Repatriation Holiday Lobbying–Money Speaks…

by Linda Beale

Repatriation Holiday Lobbying–Money Speaks…

We’ve discussed repatriation before–the tax break being pushed by multinationals who want to bring some of their offshore profits home without paying taxes, as they did in the 2004 “one time only” repatriation break.

The reason they have so much money offshore is that they use gimmicks–such as transfers of intellectual property rights to offshore subsidiaries in low-tax jurisidctions.  These are pseudo transfers (to affiliates) of property they would NEVER really sell out of their companies to independent third parties.  Having the affiliate “own” the right means that the profits associated with the innovation carried out in the US go to the offshore company and aren’t subject to US tax until they’re officially treated as being transferred back to the parent.  “Selling” the IP to the affiliate is done solely to defer/avoid US taxes on those profits.  Of course, the transfer pricing for the intellectual property is gimmicky too–since no company would sell its main moneymaker, the idea of a comparable market price is foolish to start with.  So most of those profits should have been treated as US profits all along–and subject to tax.

A repatriation holiday would just mean more money in the pockets of the uberrich–the managers and some of the owners.   It’s just another corporatist tax giveaway that pushes upward redistribution that moves us even more resolutely towards oligarchy.  It won’t create jobs–companies already have plenty of cash to invest in this country if they thought they had customers to make money from.
But the companies probably have a pretty good chance of getting the break, even though it is a stupid waste that adds to the inequality problem and does nothing for creating jobs.  Why?
Read after the jump!
First, because some of the wealthiest and most powerful companies want it. And these days, what powerful companies want, Congress tends to be willing to give.  Google, Apple, Cisco, Oracal, and many other companies that depend on their outsourced IP are hoping they can avoid even the little bit of tax that they’ve paid in the past.

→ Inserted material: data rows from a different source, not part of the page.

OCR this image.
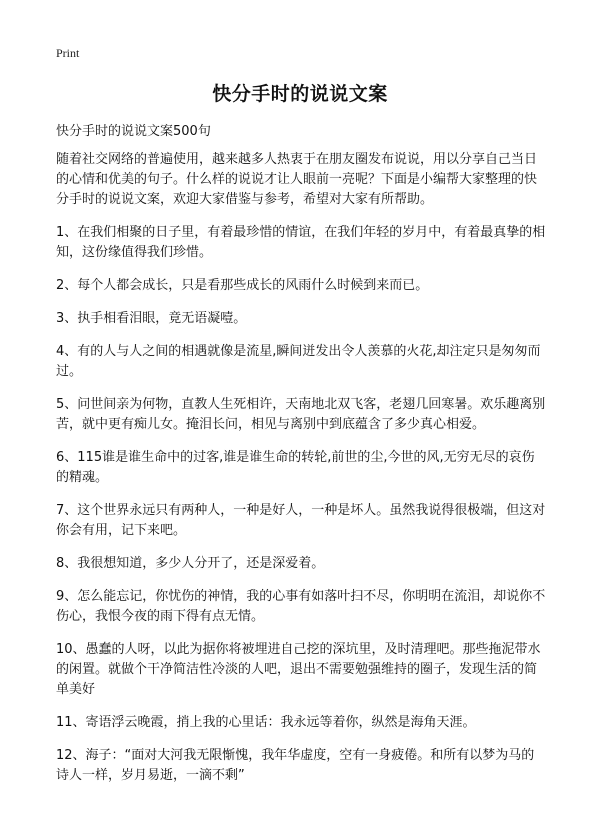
Print
快分手时的说说文案

快分手时的说说文案500句

随着社交网络的普遍使用，越来越多人热衷于在朋友圈发布说说，用以分享自己当日的心情和优美的句子。什么样的说说才让人眼前一亮呢？下面是小编帮大家整理的快分手时的说说文案，欢迎大家借鉴与参考，希望对大家有所帮助。

1、在我们相聚的日子里，有着最珍惜的情谊，在我们年轻的岁月中，有着最真挚的相知，这份缘值得我们珍惜。

2、每个人都会成长，只是看那些成长的风雨什么时候到来而已。

3、执手相看泪眼，竟无语凝噎。

4、有的人与人之间的相遇就像是流星,瞬间迸发出令人羡慕的火花,却注定只是匆匆而过。

5、问世间亲为何物，直教人生死相许，天南地北双飞客，老翅几回寒暑。欢乐趣离别苦，就中更有痴儿女。掩泪长问，相见与离别中到底蕴含了多少真心相爱。

6、115谁是谁生命中的过客,谁是谁生命的转轮,前世的尘,今世的风,无穷无尽的哀伤的精魂。

7、这个世界永远只有两种人，一种是好人，一种是坏人。虽然我说得很极端，但这对你会有用，记下来吧。

8、我很想知道，多少人分开了，还是深爱着。

9、怎么能忘记，你忧伤的神情，我的心事有如落叶扫不尽，你明明在流泪，却说你不伤心，我恨今夜的雨下得有点无情。

10、愚蠢的人呀，以此为据你将被埋进自己挖的深坑里，及时清理吧。那些拖泥带水的闲置。就做个干净简洁性冷淡的人吧，退出不需要勉强维持的圈子，发现生活的简单美好

11、寄语浮云晚霞，捎上我的心里话：我永远等着你，纵然是海角天涯。

12、海子：“面对大河我无限惭愧，我年华虚度，空有一身疲倦。和所有以梦为马的诗人一样，岁月易逝，一滴不剩”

Second, because those companies have hired as lobbyists people who were very recently staffers to members of Congress who will be writing the law.  The most notorious of these is Max Baucus’s former Chief of Staff, Jeffrey Forbes. See Rubin & Drucker, Google Joins Apple in Push for Tax Holiday, Bloomberg.com, Sept. 29, 2011.  The piece notes that Forbes is part of an army of more than 160 lobbyists, 60 of which are former congressional staffers, who are pushing for the repatriation holiday.  And those aren’t really all the lobbyists–they are just the “registered” lobbyists–i.e., the proverbial ‘tip of the iceberg’.  Then there’s the WINAmerica coalition and the firm working with it.  This army of lobbyists is out to rape the country, and the same congresspeople who moan and lament about deficits are likely going to give the multinationals an $80 billion (over ten years) tax break just cause their buddies ask them nicely for it.

Even though we have proof that repatriation doesn’t create jobs–the 2004 tax holiday resulted in thousands of jobs LOST as companies fired workers even while repatriation millions–Congress is still contemplating another one.  Why?  The article notes that one thing that is being touted as an advantage is ‘flooding the US with cash.’   Doubtful.  Much of that cash may already be sitting in US banks even though not repatriated through the company.  And what is actually brought over and then paid out to managers (in even bigger outsized bonuses) and shareholders (in buybacks or dividends) is perhaps more likely to be invested in Asian markets than it is to stay in the US.  Or it will be just more fodder for the rich managers and shareholders to use to buy shares in the secondary markets from their rich peers, that top crowd that owns most of the financial assets.  Lot of good that will do the carpentars and drill press operators and other ordinary workers.

One of Boehner’s aides says that former staffers don’t make policy.  Balderdash.  Those staffers are hired to lobby because they have access and they know their former colleagues.  They have access that ordinary Americans don’t have.  They are pushing for legislative action on behalf of corporate giants.  None of them likely gives a damn that the policies they are pushing for don’t make economic sense at all for ordinary Americans.  Why should they care?  They are lobbyists in it for their own financial rewards from “selling” an idea to their former colleagues that will benefit their current bosses.

Martin Sullivan has it right, as quoted in the Bloomberg article:
The proposed holiday would reward the companies that have most aggressively parked profits in tax havens such as Bermuda, the Cayman Islands and Switzerland, said Martin A. Sullivan, a former Treasury Department economist and contributing editor for the non-partisan Tax Notes.
“A lot of what companies report as foreign profit is really U.S. profit that should be subject to U.S. tax,” Sullivan said. “Those earnings didn’t get overseas by accident. Many of these companies intentionally put them there to avoid paying U.S. taxes.”